Reliability and Uptime
The availability of a site is measured by the percentage of a year in which the website is publicly accessible and reachable via the internet. This is different from measuring the uptime of a system. Uptime refers to the system itself being online. Uptime does not take into account being able to reach it during network outage. A hosting provider's Service Level Agreement (SLA) might include a specific amount of scheduled downtime per year in order to perform maintenance on the servers. The scheduled downtime is generally not included in the SLA timeframe and needs to be subtracted from the Total Time when availability is calculated. Depending on the wording of an SLA, if the availability of a computer drops lower than that in the signed SLA, a hosting provider often will provide a partial refund for lost time. How downtime is calculated changes from provider to provider, therefore going through the SLA is crucial. Not all providers release uptime information. A lot of hosting providers will guarantee at least 99.9% uptime which will provide for 43 minutes of downtime each month, or 8 hours and 45 minutes of downtime every year.
Obtaining Hosting
Web hosting is generally provided as part of a complete internet access plan from ISPs. There are also a number of free and paid providers offering website hosting.

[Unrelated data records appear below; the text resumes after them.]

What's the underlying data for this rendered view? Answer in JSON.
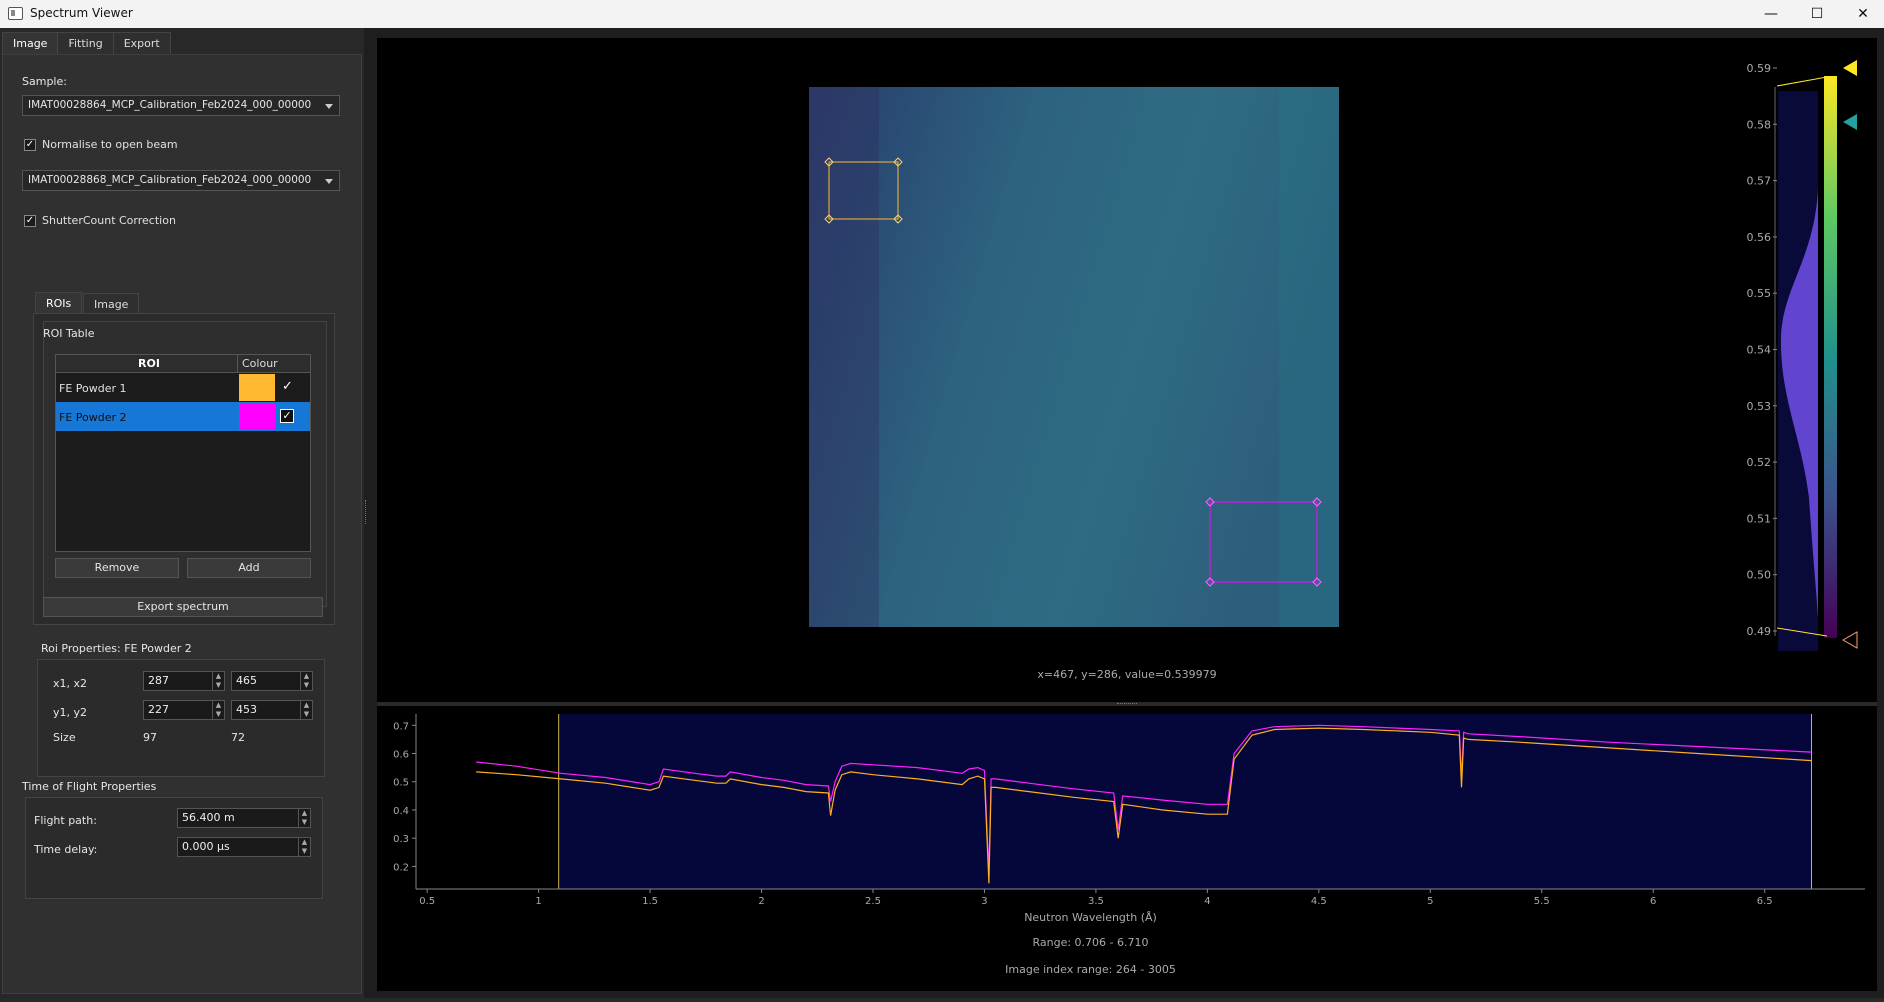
{
  "window": {
    "title": "Spectrum Viewer",
    "minimize": "—",
    "maximize": "☐",
    "close": "✕"
  },
  "main_tabs": [
    {
      "label": "Image"
    },
    {
      "label": "Fitting"
    },
    {
      "label": "Export"
    }
  ],
  "image_tab": {
    "sample_label": "Sample:",
    "sample_value": "IMAT00028864_MCP_Calibration_Feb2024_000_00000",
    "normalise_label": "Normalise to open beam",
    "normalise_checked": true,
    "open_beam_value": "IMAT00028868_MCP_Calibration_Feb2024_000_00000",
    "shutter_label": "ShutterCount Correction",
    "shutter_checked": true,
    "sub_tabs": [
      {
        "label": "ROIs"
      },
      {
        "label": "Image"
      }
    ],
    "roi_table_title": "ROI Table",
    "roi_columns": {
      "roi": "ROI",
      "colour": "Colour"
    },
    "rois": [
      {
        "name": "FE Powder 1",
        "colour": "#ffb830",
        "visible": true,
        "selected": false
      },
      {
        "name": "FE Powder 2",
        "colour": "#ff00ff",
        "visible": true,
        "selected": true
      }
    ],
    "remove_label": "Remove",
    "add_label": "Add",
    "export_label": "Export spectrum",
    "roi_props_title": "Roi Properties: FE Powder 2",
    "x_label": "x1, x2",
    "x1": "287",
    "x2": "465",
    "y_label": "y1, y2",
    "y1": "227",
    "y2": "453",
    "size_label": "Size",
    "size_w": "97",
    "size_h": "72",
    "tof_title": "Time of Flight Properties",
    "flight_path_label": "Flight path:",
    "flight_path_value": "56.400 m",
    "time_delay_label": "Time delay:",
    "time_delay_value": "0.000 µs"
  },
  "image_view": {
    "coords_text": "x=467, y=286, value=0.539979",
    "colorbar_ticks": [
      "0.59",
      "0.58",
      "0.57",
      "0.56",
      "0.55",
      "0.54",
      "0.53",
      "0.52",
      "0.51",
      "0.50",
      "0.49"
    ]
  },
  "spectrum": {
    "xlabel": "Neutron Wavelength (Å)",
    "range_text": "Range: 0.706 - 6.710",
    "index_text": "Image index range: 264 - 3005"
  },
  "chart_data": {
    "type": "line",
    "xlim": [
      0.45,
      6.95
    ],
    "ylim": [
      0.12,
      0.74
    ],
    "xticks": [
      "0.5",
      "1",
      "1.5",
      "2",
      "2.5",
      "3",
      "3.5",
      "4",
      "4.5",
      "5",
      "5.5",
      "6",
      "6.5"
    ],
    "yticks": [
      "0.2",
      "0.3",
      "0.4",
      "0.5",
      "0.6",
      "0.7"
    ],
    "xlabel": "Neutron Wavelength (Å)",
    "range": [
      1.09,
      6.71
    ],
    "series": [
      {
        "color": "#ff22ff",
        "x": [
          0.72,
          0.9,
          1.1,
          1.3,
          1.5,
          1.54,
          1.56,
          1.7,
          1.8,
          1.84,
          1.86,
          2.0,
          2.1,
          2.2,
          2.3,
          2.31,
          2.33,
          2.36,
          2.4,
          2.5,
          2.7,
          2.9,
          2.93,
          2.97,
          3.0,
          3.02,
          3.03,
          3.05,
          3.2,
          3.4,
          3.58,
          3.6,
          3.62,
          3.8,
          4.0,
          4.09,
          4.12,
          4.2,
          4.3,
          4.5,
          4.7,
          5.0,
          5.13,
          5.14,
          5.15,
          5.17,
          5.4,
          5.8,
          6.2,
          6.71
        ],
        "y": [
          0.57,
          0.555,
          0.53,
          0.515,
          0.49,
          0.5,
          0.545,
          0.53,
          0.52,
          0.52,
          0.535,
          0.515,
          0.505,
          0.49,
          0.485,
          0.43,
          0.5,
          0.555,
          0.565,
          0.56,
          0.55,
          0.53,
          0.545,
          0.55,
          0.54,
          0.18,
          0.51,
          0.51,
          0.495,
          0.475,
          0.46,
          0.33,
          0.45,
          0.435,
          0.42,
          0.42,
          0.6,
          0.68,
          0.695,
          0.7,
          0.695,
          0.685,
          0.68,
          0.52,
          0.675,
          0.67,
          0.66,
          0.64,
          0.625,
          0.605
        ]
      },
      {
        "color": "#ffb020",
        "x": [
          0.72,
          0.9,
          1.1,
          1.3,
          1.5,
          1.54,
          1.56,
          1.7,
          1.8,
          1.84,
          1.86,
          2.0,
          2.1,
          2.2,
          2.3,
          2.31,
          2.33,
          2.36,
          2.4,
          2.5,
          2.7,
          2.9,
          2.93,
          2.97,
          3.0,
          3.02,
          3.03,
          3.05,
          3.2,
          3.4,
          3.58,
          3.6,
          3.62,
          3.8,
          4.0,
          4.09,
          4.12,
          4.2,
          4.3,
          4.5,
          4.7,
          5.0,
          5.13,
          5.14,
          5.15,
          5.17,
          5.4,
          5.8,
          6.2,
          6.71
        ],
        "y": [
          0.535,
          0.525,
          0.51,
          0.495,
          0.47,
          0.48,
          0.52,
          0.505,
          0.495,
          0.495,
          0.51,
          0.49,
          0.48,
          0.465,
          0.46,
          0.38,
          0.47,
          0.525,
          0.535,
          0.525,
          0.51,
          0.49,
          0.51,
          0.52,
          0.51,
          0.14,
          0.48,
          0.48,
          0.465,
          0.445,
          0.43,
          0.3,
          0.42,
          0.4,
          0.385,
          0.385,
          0.58,
          0.665,
          0.685,
          0.69,
          0.685,
          0.675,
          0.665,
          0.48,
          0.655,
          0.65,
          0.64,
          0.62,
          0.6,
          0.575
        ]
      }
    ]
  }
}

A customer needs to evaluate the requirements of the application to choose what type of hosting to use. Such considerations include database server software, scripting software, and operating system. Most hosting providers provide Linux-based web hosting which provides a wide range of different software. A typical configuration for a Linux server is the LAMP platform: Linux, Apache, MySQL, and PHP/Perl/Python. The website hosting customer may want to obtain other services, such as email for their organization domain, databases or multimedia services. A user might also choose Windows as the hosting platform. The customer still can choose from Perl, PHP, Python, and Ruby, but the client may also use ASP.NET or ASP Classic. Web hosting packages at times include a web content management system, so the end-user doesn't have to worry about the more technical components.
Security
Since website hosting services host websites belonging to their clients, web security is a very important worry. When a customer agrees to use a web hosting service, they are giving up control of the security of their website to the company that is hosting the site. The level of security that a web hosting service supplies is very important to a prospective client and can be a major component when considering which supplier a customer will choose.
Web hosting server can be targeted by malicious people in different ways, which include uploading malware or malicious code onto a hosted website. These attacks {may|might| be done for different reasons, including stealing credit card info, launching a Distributed Denial of Service Attack (DDoS) or spamming.